Tuesday, February 17, 2015

This blog

This blog used to be a good place for me to write to sort out things I was feeling. It was also a good journal, to document my transition, and also allowed people to keep up on where I was at.

I'm at the point now though that writing here isn't helpful for me anymore though. Mostly cause, I feel like I'm at a point where I don't really want to share what I'm feeling to the world anymore. Most of my life is composed of time spent with friends or school, and neither of those two I feel I really need to share here. There's probably things I could still explain, but I am mostly just ready to move on. I'm still transitioning, but it's more passive now - basically I'm just a girl that's learning how to look better. So writing about that works, and I could make one of those college girl blogs, but this isn't the place to do it, because it's primarily about my transition. And I mean I suppose I have started a nerdy version of such a blog at Computational Bubblegum, but I don't expect anyone to read that, I mean it's more just documentation for me of nerdy things I've done.

And right now I'm doing really bad around things related to transition. I was having breakdowns and such and almost had to drop out of school and just wanted to die so I tried to die. But turns out that was mostly a med issue, and then we changed meds and I am doing sorta better. At least I can do things - I'm still depressed so I don't really want to talk to people very much, but at least I can work on school things and such. So hopefully we'll get that figured out more in the future, but we'll see. But point is I've learned that I really need to avoid triggers, because they make me less stable. Avoid people that insist on calling me a guy, not do things that require me to present as male, and generally not be involved in circles that remind me of the fact that I'm transgender. So that's what I'm doing.

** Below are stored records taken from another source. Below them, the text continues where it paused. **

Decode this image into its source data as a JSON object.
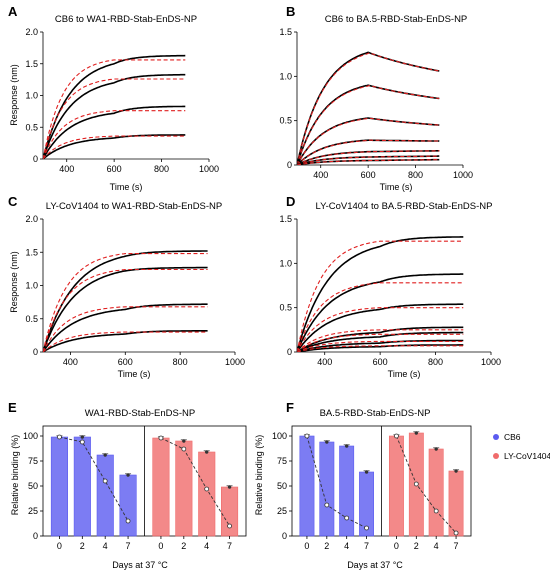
{
  "palette": {
    "cb6": "#5b5bf0",
    "ly": "#f06b6b",
    "fit": "#e02020",
    "data": "#000000",
    "dashed": "#333333"
  },
  "kinetics": [
    {
      "label": "A",
      "title": "CB6 to WA1-RBD-Stab-EnDS-NP",
      "xlabel": "Time (s)",
      "ylabel": "Response (nm)",
      "xlim": [
        300,
        1000
      ],
      "ylim": [
        0,
        2.0
      ],
      "xticks": [
        400,
        600,
        800,
        1000
      ],
      "yticks": [
        0,
        0.5,
        1.0,
        1.5,
        2.0
      ],
      "yticklabels": [
        "0",
        "0.5",
        "1.0",
        "1.5",
        "2.0"
      ],
      "kind": "plateau",
      "t0": 300,
      "t1": 600,
      "t2": 900,
      "curves": [
        {
          "r": 1.5,
          "d": 0.13,
          "fit": 1.56
        },
        {
          "r": 1.2,
          "d": 0.13,
          "fit": 1.26
        },
        {
          "r": 0.72,
          "d": 0.11,
          "fit": 0.76
        },
        {
          "r": 0.33,
          "d": 0.05,
          "fit": 0.36
        }
      ]
    },
    {
      "label": "B",
      "title": "CB6 to BA.5-RBD-Stab-EnDS-NP",
      "xlabel": "Time (s)",
      "ylabel": "",
      "xlim": [
        300,
        1000
      ],
      "ylim": [
        0,
        1.5
      ],
      "xticks": [
        400,
        600,
        800,
        1000
      ],
      "yticks": [
        0,
        0.5,
        1.0,
        1.5
      ],
      "yticklabels": [
        "0",
        "0.5",
        "1.0",
        "1.5"
      ],
      "kind": "decay",
      "t0": 300,
      "t1": 600,
      "t2": 900,
      "curves": [
        {
          "r": 1.27,
          "d": 1.06
        },
        {
          "r": 0.9,
          "d": 0.75
        },
        {
          "r": 0.53,
          "d": 0.45
        },
        {
          "r": 0.28,
          "d": 0.27
        },
        {
          "r": 0.15,
          "d": 0.16
        },
        {
          "r": 0.09,
          "d": 0.1
        },
        {
          "r": 0.05,
          "d": 0.06
        }
      ]
    },
    {
      "label": "C",
      "title": "LY-CoV1404 to WA1-RBD-Stab-EnDS-NP",
      "xlabel": "Time (s)",
      "ylabel": "Response (nm)",
      "xlim": [
        300,
        1000
      ],
      "ylim": [
        0,
        2.0
      ],
      "xticks": [
        400,
        600,
        800,
        1000
      ],
      "yticks": [
        0,
        0.5,
        1.0,
        1.5,
        2.0
      ],
      "yticklabels": [
        "0",
        "0.5",
        "1.0",
        "1.5",
        "2.0"
      ],
      "kind": "plateau",
      "t0": 300,
      "t1": 600,
      "t2": 900,
      "curves": [
        {
          "r": 1.44,
          "d": 0.08,
          "fit": 1.48
        },
        {
          "r": 1.22,
          "d": 0.05,
          "fit": 1.24
        },
        {
          "r": 0.64,
          "d": 0.08,
          "fit": 0.68
        },
        {
          "r": 0.27,
          "d": 0.05,
          "fit": 0.3
        }
      ]
    },
    {
      "label": "D",
      "title": "LY-CoV1404 to BA.5-RBD-Stab-EnDS-NP",
      "xlabel": "Time (s)",
      "ylabel": "",
      "xlim": [
        300,
        1000
      ],
      "ylim": [
        0,
        1.5
      ],
      "xticks": [
        400,
        600,
        800,
        1000
      ],
      "yticks": [
        0,
        0.5,
        1.0,
        1.5
      ],
      "yticklabels": [
        "0",
        "0.5",
        "1.0",
        "1.5"
      ],
      "kind": "plateau",
      "t0": 300,
      "t1": 600,
      "t2": 900,
      "curves": [
        {
          "r": 1.19,
          "d": 0.11,
          "fit": 1.25
        },
        {
          "r": 0.79,
          "d": 0.09,
          "fit": 0.78
        },
        {
          "r": 0.48,
          "d": 0.06,
          "fit": 0.5
        },
        {
          "r": 0.22,
          "d": 0.06,
          "fit": 0.25
        },
        {
          "r": 0.17,
          "d": 0.05,
          "fit": 0.2
        },
        {
          "r": 0.1,
          "d": 0.03,
          "fit": 0.12
        },
        {
          "r": 0.06,
          "d": 0.02,
          "fit": 0.07
        }
      ]
    }
  ],
  "stability": [
    {
      "label": "E",
      "title": "WA1-RBD-Stab-EnDS-NP",
      "ylabel": "Relative binding (%)",
      "ylim": [
        0,
        110
      ],
      "yticks": [
        0,
        25,
        50,
        75,
        100
      ],
      "groups": [
        {
          "antibody": "CB6",
          "days": [
            "0",
            "2",
            "4",
            "7"
          ],
          "bars": [
            99,
            99,
            81,
            61
          ],
          "dashed": [
            99,
            94,
            55,
            15
          ]
        },
        {
          "antibody": "LY-CoV1404",
          "days": [
            "0",
            "2",
            "4",
            "7"
          ],
          "bars": [
            98,
            95,
            84,
            49
          ],
          "dashed": [
            98,
            87,
            47,
            10
          ]
        }
      ]
    },
    {
      "label": "F",
      "title": "BA.5-RBD-Stab-EnDS-NP",
      "ylabel": "Relative binding (%)",
      "ylim": [
        0,
        110
      ],
      "yticks": [
        0,
        25,
        50,
        75,
        100
      ],
      "groups": [
        {
          "antibody": "CB6",
          "days": [
            "0",
            "2",
            "4",
            "7"
          ],
          "bars": [
            100,
            94,
            90,
            64
          ],
          "dashed": [
            100,
            31,
            18,
            8
          ]
        },
        {
          "antibody": "LY-CoV1404",
          "days": [
            "0",
            "2",
            "4",
            "7"
          ],
          "bars": [
            100,
            103,
            87,
            65
          ],
          "dashed": [
            100,
            52,
            25,
            3
          ]
        }
      ]
    }
  ],
  "stability_xlabel": "Days at 37 °C",
  "legend": [
    {
      "name": "CB6",
      "color": "#5b5bf0"
    },
    {
      "name": "LY-CoV1404",
      "color": "#f06b6b"
    }
  ]
}
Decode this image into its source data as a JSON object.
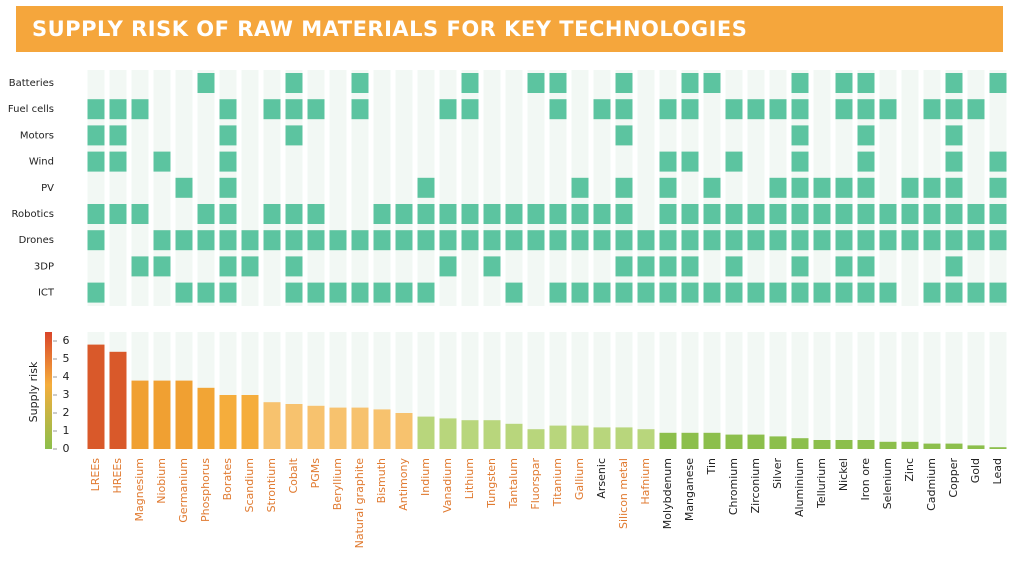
{
  "chart_data": [
    {
      "type": "heatmap",
      "title": "SUPPLY RISK OF RAW MATERIALS FOR KEY TECHNOLOGIES",
      "rows": [
        "Batteries",
        "Fuel cells",
        "Motors",
        "Wind",
        "PV",
        "Robotics",
        "Drones",
        "3DP",
        "ICT"
      ],
      "fill_color": "#5cc4a0",
      "empty_color": "#f2f8f4",
      "matrix": [
        [
          0,
          0,
          0,
          0,
          0,
          1,
          0,
          0,
          0,
          1,
          0,
          0,
          1,
          0,
          0,
          0,
          0,
          1,
          0,
          0,
          1,
          1,
          0,
          0,
          1,
          0,
          0,
          1,
          1,
          0,
          0,
          0,
          1,
          0,
          1,
          1,
          0,
          0,
          0,
          1,
          0,
          1
        ],
        [
          1,
          1,
          1,
          0,
          0,
          0,
          1,
          0,
          1,
          1,
          1,
          0,
          1,
          0,
          0,
          0,
          1,
          1,
          0,
          0,
          0,
          1,
          0,
          1,
          1,
          0,
          1,
          1,
          0,
          1,
          1,
          1,
          1,
          0,
          1,
          1,
          1,
          0,
          1,
          1,
          1,
          0
        ],
        [
          1,
          1,
          0,
          0,
          0,
          0,
          1,
          0,
          0,
          1,
          0,
          0,
          0,
          0,
          0,
          0,
          0,
          0,
          0,
          0,
          0,
          0,
          0,
          0,
          1,
          0,
          0,
          0,
          0,
          0,
          0,
          0,
          1,
          0,
          0,
          1,
          0,
          0,
          0,
          1,
          0,
          0
        ],
        [
          1,
          1,
          0,
          1,
          0,
          0,
          1,
          0,
          0,
          0,
          0,
          0,
          0,
          0,
          0,
          0,
          0,
          0,
          0,
          0,
          0,
          0,
          0,
          0,
          0,
          0,
          1,
          1,
          0,
          1,
          0,
          0,
          1,
          0,
          0,
          1,
          0,
          0,
          0,
          1,
          0,
          1
        ],
        [
          0,
          0,
          0,
          0,
          1,
          0,
          1,
          0,
          0,
          0,
          0,
          0,
          0,
          0,
          0,
          1,
          0,
          0,
          0,
          0,
          0,
          0,
          1,
          0,
          1,
          0,
          1,
          0,
          1,
          0,
          0,
          1,
          1,
          1,
          1,
          1,
          0,
          1,
          1,
          1,
          0,
          1
        ],
        [
          1,
          1,
          1,
          0,
          0,
          1,
          1,
          0,
          1,
          1,
          1,
          0,
          0,
          1,
          1,
          1,
          1,
          1,
          1,
          1,
          1,
          1,
          1,
          1,
          1,
          0,
          1,
          1,
          1,
          1,
          1,
          1,
          1,
          1,
          1,
          1,
          1,
          1,
          1,
          1,
          1,
          1
        ],
        [
          1,
          0,
          0,
          1,
          1,
          1,
          1,
          1,
          1,
          1,
          1,
          1,
          1,
          1,
          1,
          1,
          1,
          1,
          1,
          1,
          1,
          1,
          1,
          1,
          1,
          1,
          1,
          1,
          1,
          1,
          1,
          1,
          1,
          1,
          1,
          1,
          1,
          1,
          1,
          1,
          1,
          1
        ],
        [
          0,
          0,
          1,
          1,
          0,
          0,
          1,
          1,
          0,
          1,
          0,
          0,
          0,
          0,
          0,
          0,
          1,
          0,
          1,
          0,
          0,
          0,
          0,
          0,
          1,
          1,
          1,
          1,
          0,
          1,
          0,
          0,
          1,
          0,
          1,
          1,
          0,
          0,
          0,
          1,
          0,
          0
        ],
        [
          1,
          0,
          0,
          0,
          1,
          1,
          1,
          0,
          0,
          1,
          1,
          1,
          1,
          1,
          1,
          1,
          0,
          0,
          0,
          1,
          0,
          1,
          1,
          1,
          1,
          1,
          1,
          1,
          1,
          1,
          1,
          1,
          1,
          1,
          1,
          1,
          1,
          0,
          1,
          1,
          1,
          1
        ]
      ]
    },
    {
      "type": "bar",
      "ylabel": "Supply risk",
      "categories": [
        "LREEs",
        "HREEs",
        "Magnesium",
        "Niobium",
        "Germanium",
        "Phosphorus",
        "Borates",
        "Scandium",
        "Strontium",
        "Cobalt",
        "PGMs",
        "Beryllium",
        "Natural graphite",
        "Bismuth",
        "Antimony",
        "Indium",
        "Vanadium",
        "Lithium",
        "Tungsten",
        "Tantalum",
        "Fluorspar",
        "Titanium",
        "Gallium",
        "Arsenic",
        "Silicon metal",
        "Hafnium",
        "Molybdenum",
        "Manganese",
        "Tin",
        "Chromium",
        "Zirconium",
        "Silver",
        "Aluminium",
        "Tellurium",
        "Nickel",
        "Iron ore",
        "Selenium",
        "Zinc",
        "Cadmium",
        "Copper",
        "Gold",
        "Lead"
      ],
      "values": [
        5.8,
        5.4,
        3.8,
        3.8,
        3.8,
        3.4,
        3.0,
        3.0,
        2.6,
        2.5,
        2.4,
        2.3,
        2.3,
        2.2,
        2.0,
        1.8,
        1.7,
        1.6,
        1.6,
        1.4,
        1.1,
        1.3,
        1.3,
        1.2,
        1.2,
        1.1,
        0.9,
        0.9,
        0.9,
        0.8,
        0.8,
        0.7,
        0.6,
        0.5,
        0.5,
        0.5,
        0.4,
        0.4,
        0.3,
        0.3,
        0.2,
        0.1
      ],
      "colors": [
        "#d9592a",
        "#d9592a",
        "#f0a032",
        "#f0a032",
        "#f0a032",
        "#f2a535",
        "#f5ad3c",
        "#f5ad3c",
        "#f7c26e",
        "#f7c26e",
        "#f7c26e",
        "#f7c26e",
        "#f7c26e",
        "#f7c26e",
        "#f7c26e",
        "#b8d67c",
        "#b8d67c",
        "#b8d67c",
        "#b8d67c",
        "#b8d67c",
        "#b8d67c",
        "#b8d67c",
        "#b8d67c",
        "#b8d67c",
        "#b8d67c",
        "#b8d67c",
        "#8cbf4c",
        "#8cbf4c",
        "#8cbf4c",
        "#8cbf4c",
        "#8cbf4c",
        "#8cbf4c",
        "#8cbf4c",
        "#8cbf4c",
        "#8cbf4c",
        "#8cbf4c",
        "#8cbf4c",
        "#8cbf4c",
        "#8cbf4c",
        "#8cbf4c",
        "#8cbf4c",
        "#8cbf4c"
      ],
      "label_colors": [
        "#e07a30",
        "#e07a30",
        "#e07a30",
        "#e07a30",
        "#e07a30",
        "#e07a30",
        "#e07a30",
        "#e07a30",
        "#e07a30",
        "#e07a30",
        "#e07a30",
        "#e07a30",
        "#e07a30",
        "#e07a30",
        "#e07a30",
        "#e07a30",
        "#e07a30",
        "#e07a30",
        "#e07a30",
        "#e07a30",
        "#e07a30",
        "#e07a30",
        "#e07a30",
        "#222222",
        "#e07a30",
        "#e07a30",
        "#222222",
        "#222222",
        "#222222",
        "#222222",
        "#222222",
        "#222222",
        "#222222",
        "#222222",
        "#222222",
        "#222222",
        "#222222",
        "#222222",
        "#222222",
        "#222222",
        "#222222",
        "#222222"
      ],
      "ylim": [
        0,
        6.5
      ],
      "yticks": [
        0,
        1,
        2,
        3,
        4,
        5,
        6
      ]
    }
  ]
}
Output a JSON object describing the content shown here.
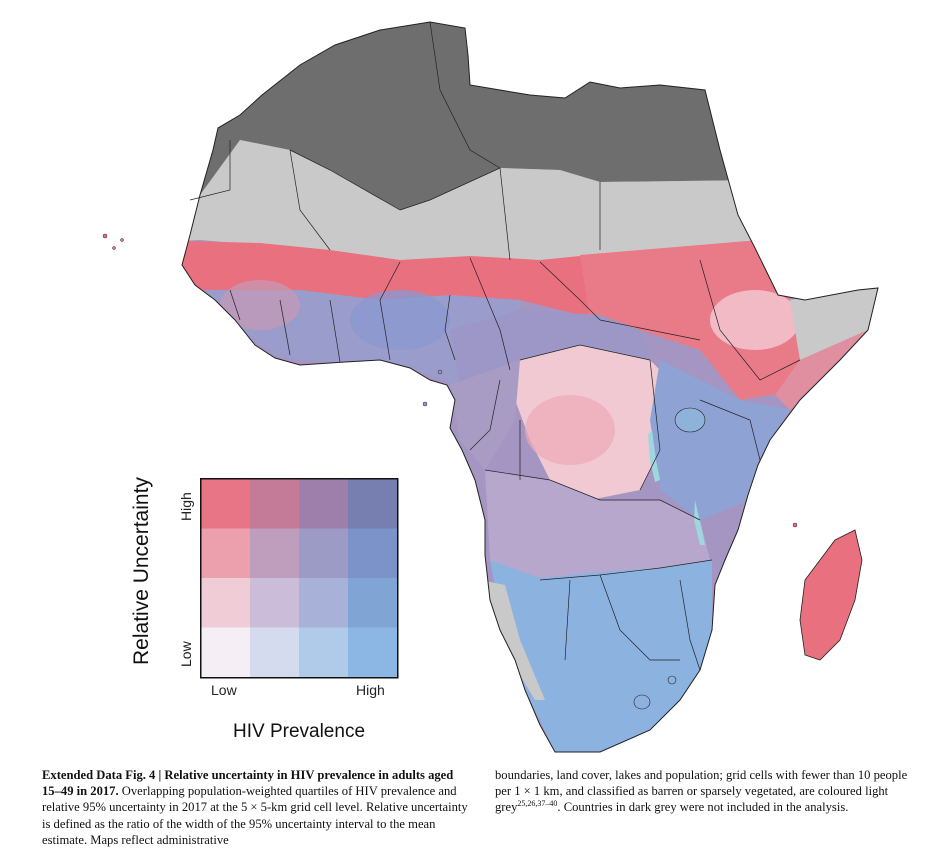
{
  "figure": {
    "legend": {
      "y_axis_label": "Relative Uncertainty",
      "y_low": "Low",
      "y_high": "High",
      "x_axis_label": "HIV Prevalence",
      "x_low": "Low",
      "x_high": "High",
      "matrix_colors": [
        [
          "#e87585",
          "#c37b98",
          "#9e7fac",
          "#767fb0"
        ],
        [
          "#eca0ad",
          "#bf9dbd",
          "#9b9bc6",
          "#7b93c9"
        ],
        [
          "#f0ccd7",
          "#cbbdd9",
          "#a8b1d8",
          "#80a5d4"
        ],
        [
          "#f6eef5",
          "#d4dbee",
          "#b0cbea",
          "#8cb6e3"
        ]
      ]
    },
    "map_colors": {
      "excluded_dark_grey": "#6e6e6e",
      "sparse_light_grey": "#c9c9c9",
      "high_uncertainty_low_prev": "#e8707f",
      "low_uncertainty_high_prev": "#8cb3e0",
      "mixed_purple": "#a495c2",
      "pale_pink": "#f0c9d3",
      "lakes": "#9fd6df",
      "border": "#222222"
    }
  },
  "caption": {
    "label": "Extended Data Fig. 4 | Relative uncertainty in HIV prevalence in adults aged 15–49 in 2017.",
    "body_left": "Overlapping population-weighted quartiles of HIV prevalence and relative 95% uncertainty in 2017 at the 5 × 5-km grid cell level. Relative uncertainty is defined as the ratio of the width of the 95% uncertainty interval to the mean estimate. Maps reflect administrative",
    "body_right_1": "boundaries, land cover, lakes and population; grid cells with fewer than 10 people per 1 × 1 km, and classified as barren or sparsely vegetated, are coloured light grey",
    "refs": "25,26,37–40",
    "body_right_2": ". Countries in dark grey were not included in the analysis."
  }
}
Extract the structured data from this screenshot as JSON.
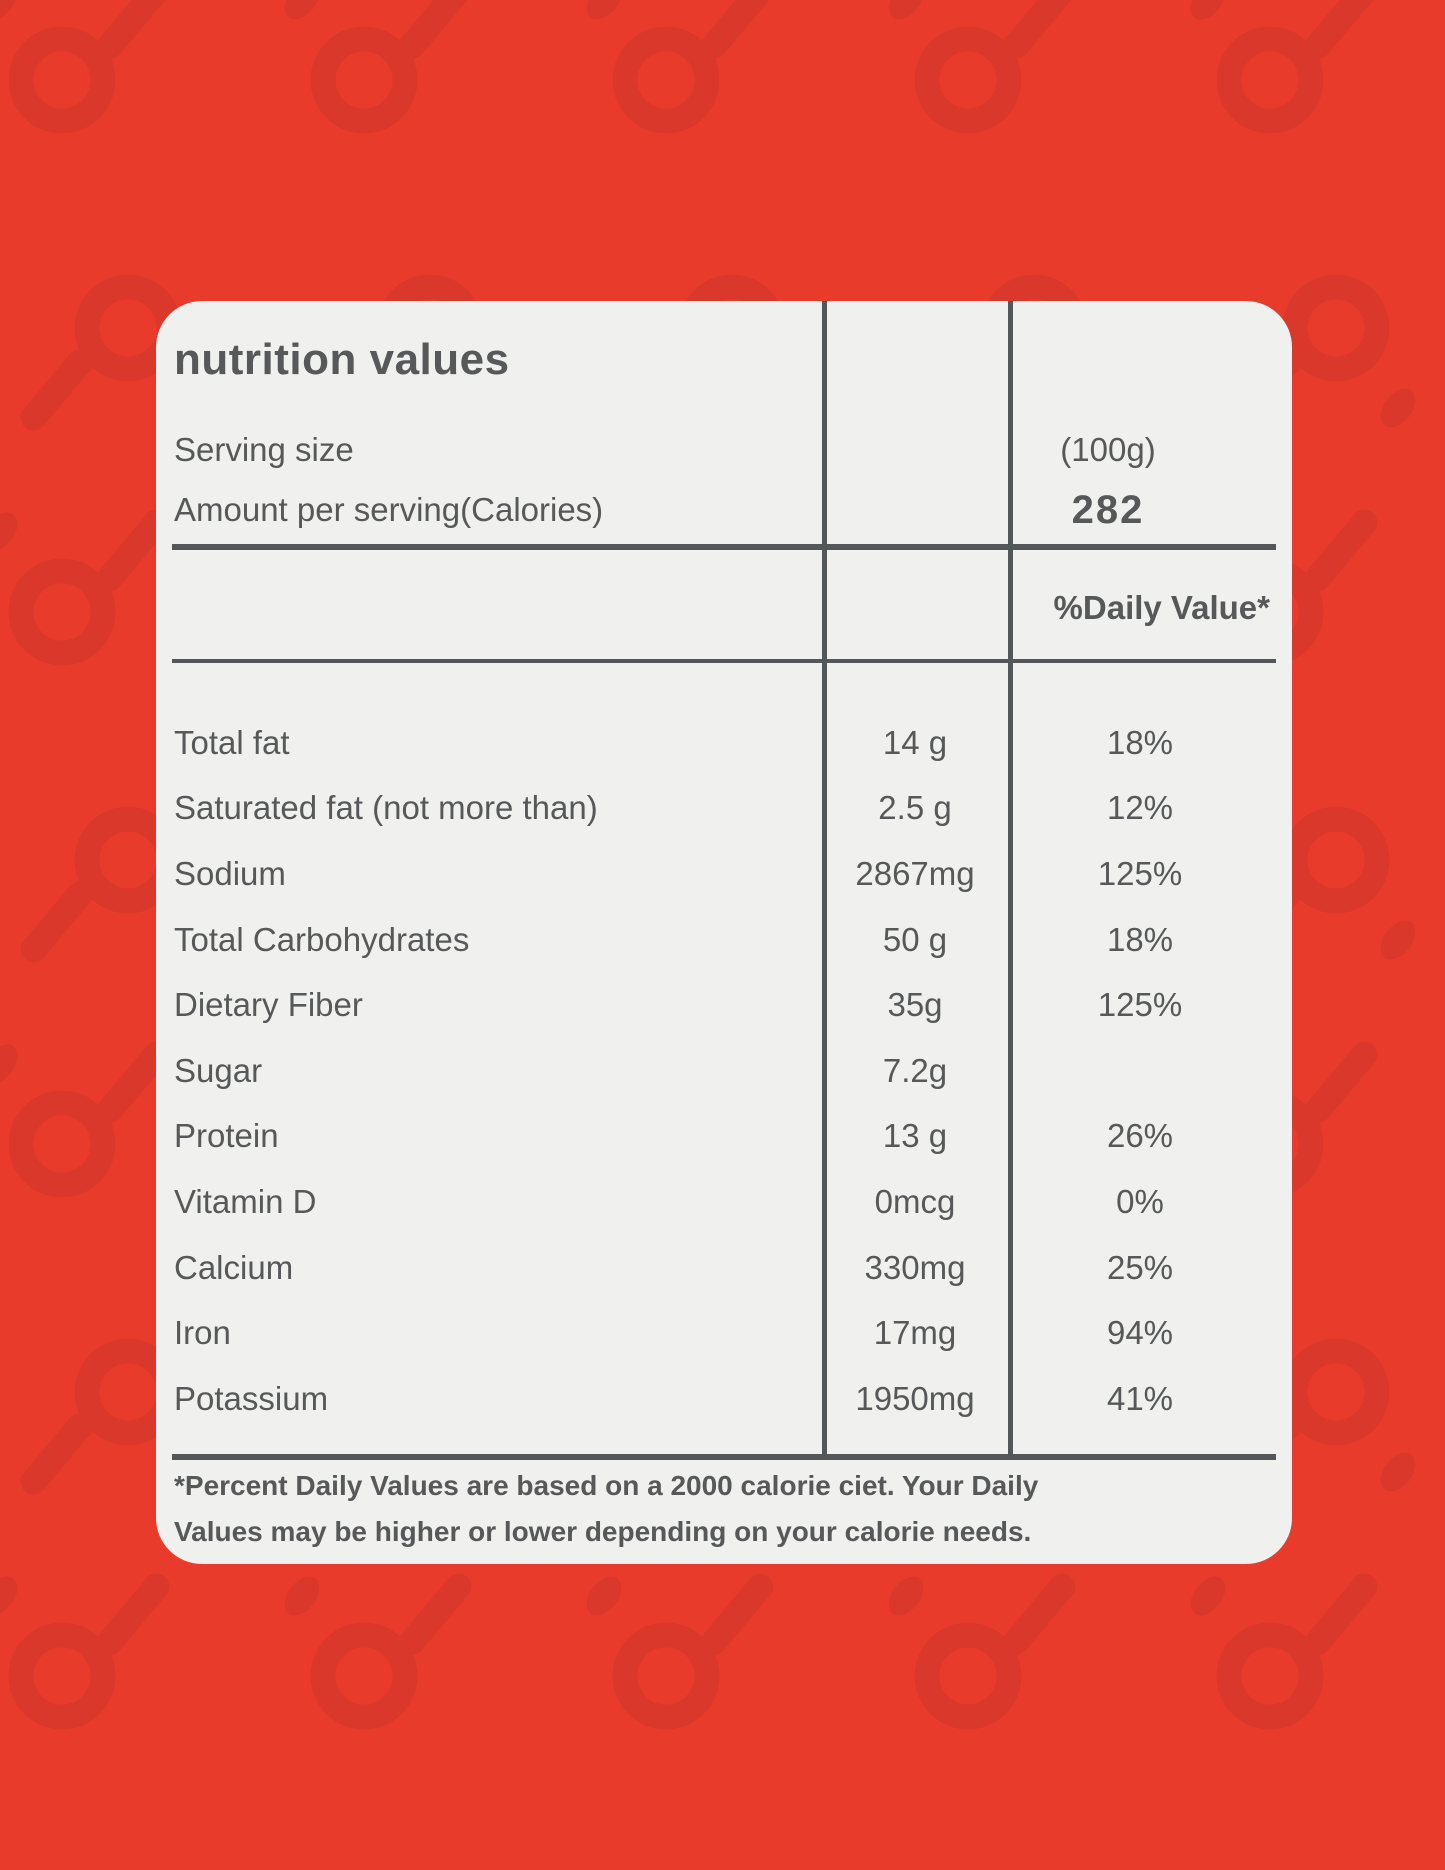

I wish there was a better option, because being transgender is a big part of me, and ideally I would like to help other people that are struggling with similar things, because I have empathy and experience around this situation that could help them. But that becomes too much of a trigger that it's not a sacrifice I can make right now, sadly. So then the idea is that I need to make triggers empowering instead of harmful, because they are affirming who I am and who I am is okay. But I don't know how to do that, so I'm taking the different approach of simply avoiding most trans things, and focusing on the things I can do in life. School, work, spending time with/personal projects with friends, dating, etc. While still just being female and going through life as that, and working on better presentation, self care, and just being a better person.

But the thing is like I was saying, a part of that is that I'm not gonna write in this blog. Because it's now a thing that reminds me that I'm transgender, and thus makes me more unstable.

So until I find a better option, goodbye awesome readers. It really means a lot that people are willing to read this, so thanks.

2 comments:

  1. You do what you need to do to take care of yourself. If and when you feel the need to post here, we, your readers, will be here.

    And on a more personal note, Dani, if you ever need someone to talk with / vent to, my G+ hangout is always open, and I'll try to listen more than I speak.